Applied choice experiments also have temporal and financial limitations for delivering research outputs. The financial limitations of the present analysis, for instance, restricted the ways in which stakeholders could participate throughout the design process of the DCE. Although deliberative approaches to valuation (e.g. focus groups and visioning workshops) could help to empower citizens through the democratisation of the decision making process (Brown et al., 1995; Jacobs, 1997; Kenyon et al., 2001; Lo and Spash, 2013; Sagoff, 1998; Spash, 2001; Ward, 1999), it has also been suggested that the quality, significance and the legitimacy of valuation study outcomes are often dependent on ways in which participation is framed (Carnoye and Lopes, 2015; Jacobs, 1997; Niemeyer and Spash, 2001). Deliberative environmental valuation is considered to be more useful when individuals have a direct financial relationship with the agency proposed to collect the

funds (Niemeyer and Spash, 2001). For instance, when the environmental project involves local councils to which citizens already pay taxes, or organisations to which citizens already pay bills.

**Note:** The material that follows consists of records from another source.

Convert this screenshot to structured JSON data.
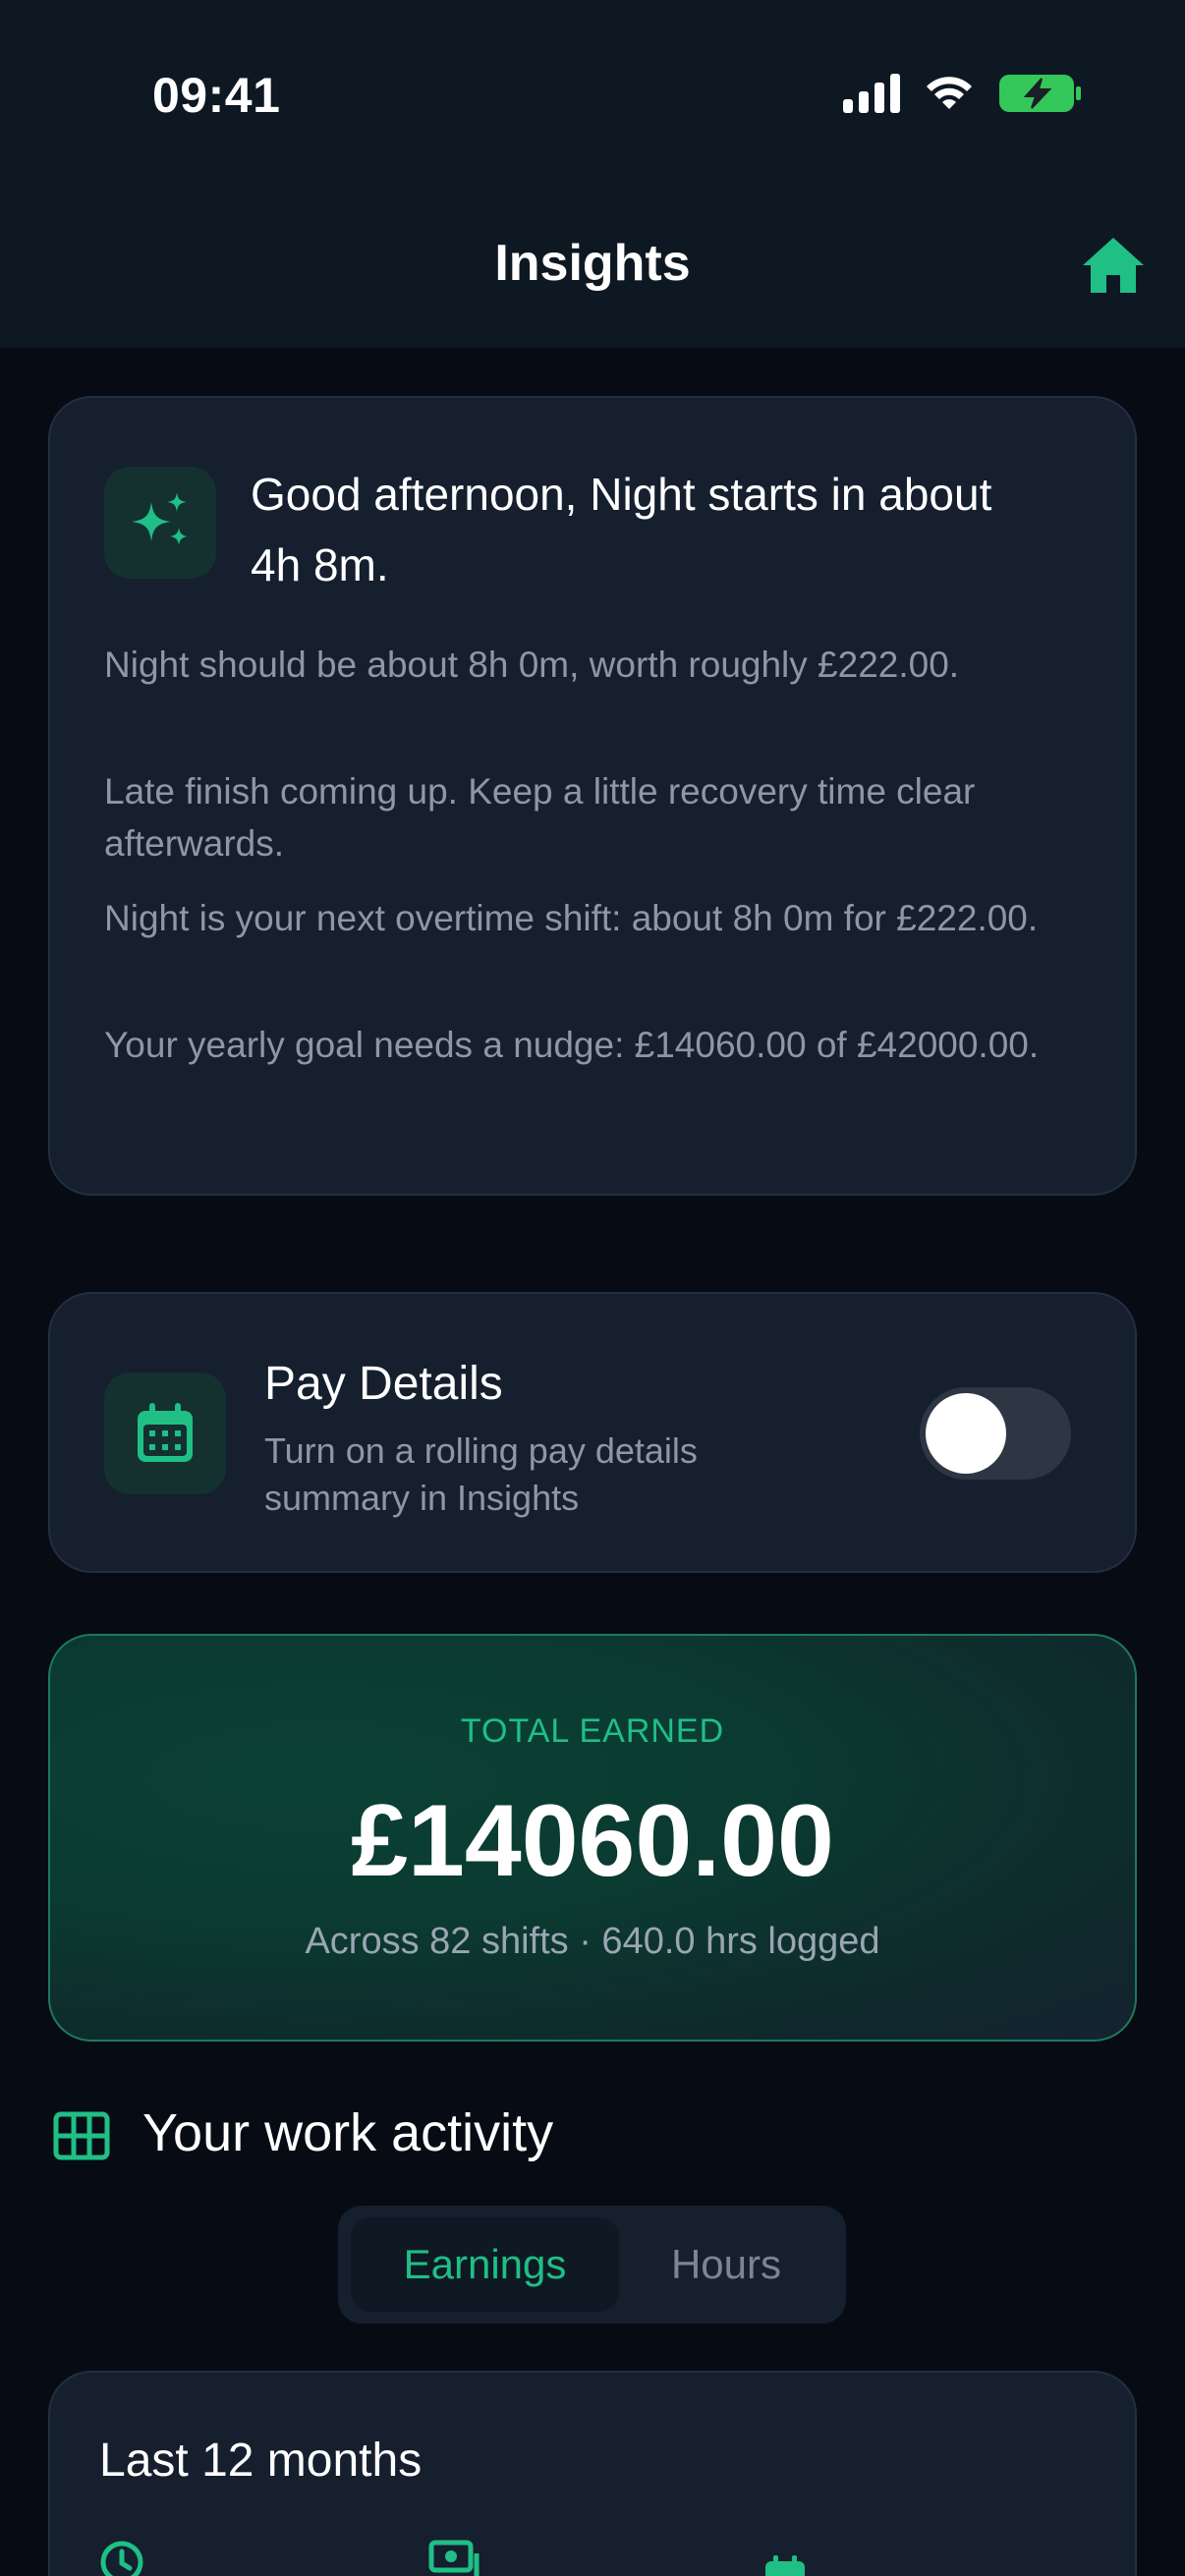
{
  "status_bar": {
    "time": "09:41"
  },
  "nav": {
    "title": "Insights"
  },
  "insight": {
    "title": "Good afternoon, Night starts in about 4h 8m.",
    "lines": [
      "Night should be about 8h 0m, worth roughly £222.00.",
      "Late finish coming up. Keep a little recovery time clear afterwards.",
      "Night is your next overtime shift: about 8h 0m for £222.00.",
      "Your yearly goal needs a nudge: £14060.00 of £42000.00."
    ]
  },
  "pay_details": {
    "title": "Pay Details",
    "subtitle": "Turn on a rolling pay details summary in Insights",
    "enabled": false
  },
  "total_earned": {
    "label": "TOTAL EARNED",
    "amount": "£14060.00",
    "summary": "Across 82 shifts · 640.0 hrs logged"
  },
  "activity": {
    "title": "Your work activity",
    "tabs": [
      "Earnings",
      "Hours"
    ],
    "selected_tab": "Earnings"
  },
  "period_card": {
    "title": "Last 12 months"
  },
  "colors": {
    "accent": "#1fbf86",
    "card": "#151f2e",
    "background": "#070c14"
  }
}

Moreover, it has been found that individual participatory methods are more capable of generating transparent and quantifiable data, in comparison to group-based methods which are often harder to channel directly into the policy making process (Carnoye and Lopes, 2015). Since money and time represent essential limitations to the development of environmental valuation studies, there is a further need for studies to develop cost-effectiveness analyses of using participatory approaches in the context of ES valuations.

Finally, the use of multi-case valuation studies (Christie et al., 2015; Christie and Rayment, 2012; De Valck et al., 2017; Hanley et al., 2006; Lanz and Provins, 2013; Luisetti et al., 2011; Morrison and Bennett, 2004; Shen et al., 2015) could be advantageous for the generalisability and transferability of environmental valuation study outputs (Stewart, 2012). Nonetheless, this research design could lead to the reduction of the effective sub-sample sizes and potentially decrease the significance levels of the coefficients and thus worsen results robustness. Using cross-validation of the sub-sample estimates could serve as a method to increase the validity of the obtained site-specific WTP estimates. Researchers using multi-case studies might adopt the randomisation process used in the experimental design of this research as it permits to account for the site-specific environmental preferences on the process leading to the final experimental design (Czajkowski, 2016). It is the intention of the researcher to test whether there additional benefits from this ‘site-specific' experimental designs, such as the presence of significant efficiency gains. In other regards, the use of multi-case studies increase the analysis possibilities. For instance, researchers could develop overlay analysis in GIS to identify the most preferred position of restoration projects, using the geo-referenced WTP estimates related to different study sites in addition to other relevant environmental information layers. Finally, multi-case valuation studies can be incorporated into the general practice and could be beneficial for the benefit transfer literature in two ways. First, obtaining a more scattered sample of valuation studies in the UK increase the likelihood of the study and policy location being geographically proximate, which have been found to reduce transfer errors of value transfer (Kaul et al., 2013; Spash and Vatn, 2006). Secondly, the estimates obtained from multiple-case valuation studies can be used

to test the accuracy of value transfer exercises for riverine ecosystems (Morrison and Bennett, 2004), green spaces (Perino et al., 2014) and woodland recreation (Bateman et al., 1999).